NATO has also assumed a major role in bringing back security, stability and democracy to Afghanistan, and making sure that it will never be a safe haven for terrorists again. Today, Afghanistan is no longer under the Taliban boot, and Al Qaida is on the run. NATO is extending its presence to the South of the country, to bring stability there as well and help the Government of President Karzai to assert its authority. We know that is a more dangerous part of the country, but we are determined to see our mission through, even under difficult circumstances. Last year we provided security for the elections – elections that have enabled the people of Afghanistan to have a say in their own future. And to me, this is a perfect example of how our security interests and our values converge.

NATO also runs a mission to train Iraqi security forces, in order to help the Iraqi authorities in providing basic security for their people. We may once have disagreed about the wisdom of going to war against Iraq, but today all 26 NATO Allies are united. United in our desire to see a stable democratic Iraq emerge as soon as possible, and determined to play our part in making that happen.

More recently, NATO has also undertaken three very different missions. We have supported the African Union in their peacekeeping effort in Darfur. And we have conducted humanitarian relief operations to help the victims of hurricane Katrina and of the earthquake that struck Pakistan last October.

Of course, NATO is not a humanitarian organisation, nor should it become one.

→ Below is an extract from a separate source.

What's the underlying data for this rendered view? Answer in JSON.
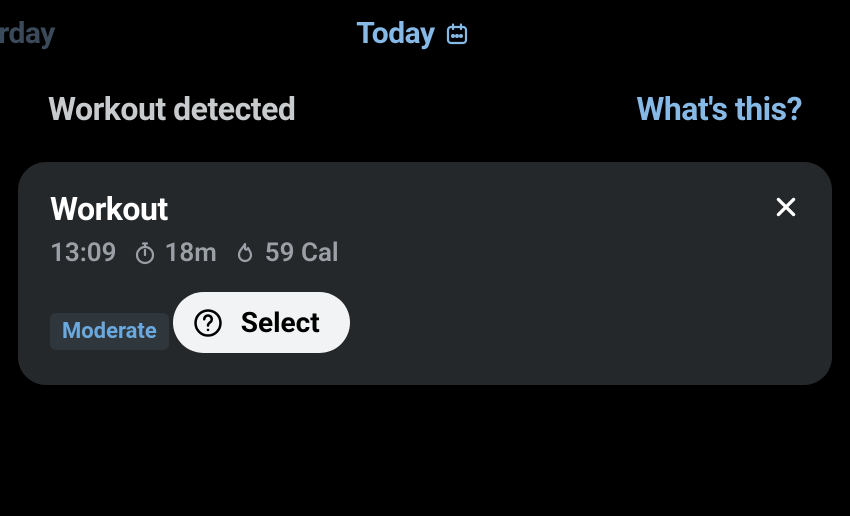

But if we are asked to help, be it by an Ally, the United Nations and the African Union, or by the Pakistani Government, and if we have the means to help, then we cannot ignore such a plea. To me, this is simply another contribution to an international order that is based on shared values.

NATO’s operations are one important part of our values-based security policy. But they are not the only one. Because the best way to safeguard our values is by nourishing them – by upholding our values at home, and advocating them abroad. By believing in the power of open, democratic systems and liberal economic systems. By encouraging other countries to open up their societies too. And by lending them advice and assistance if they so request.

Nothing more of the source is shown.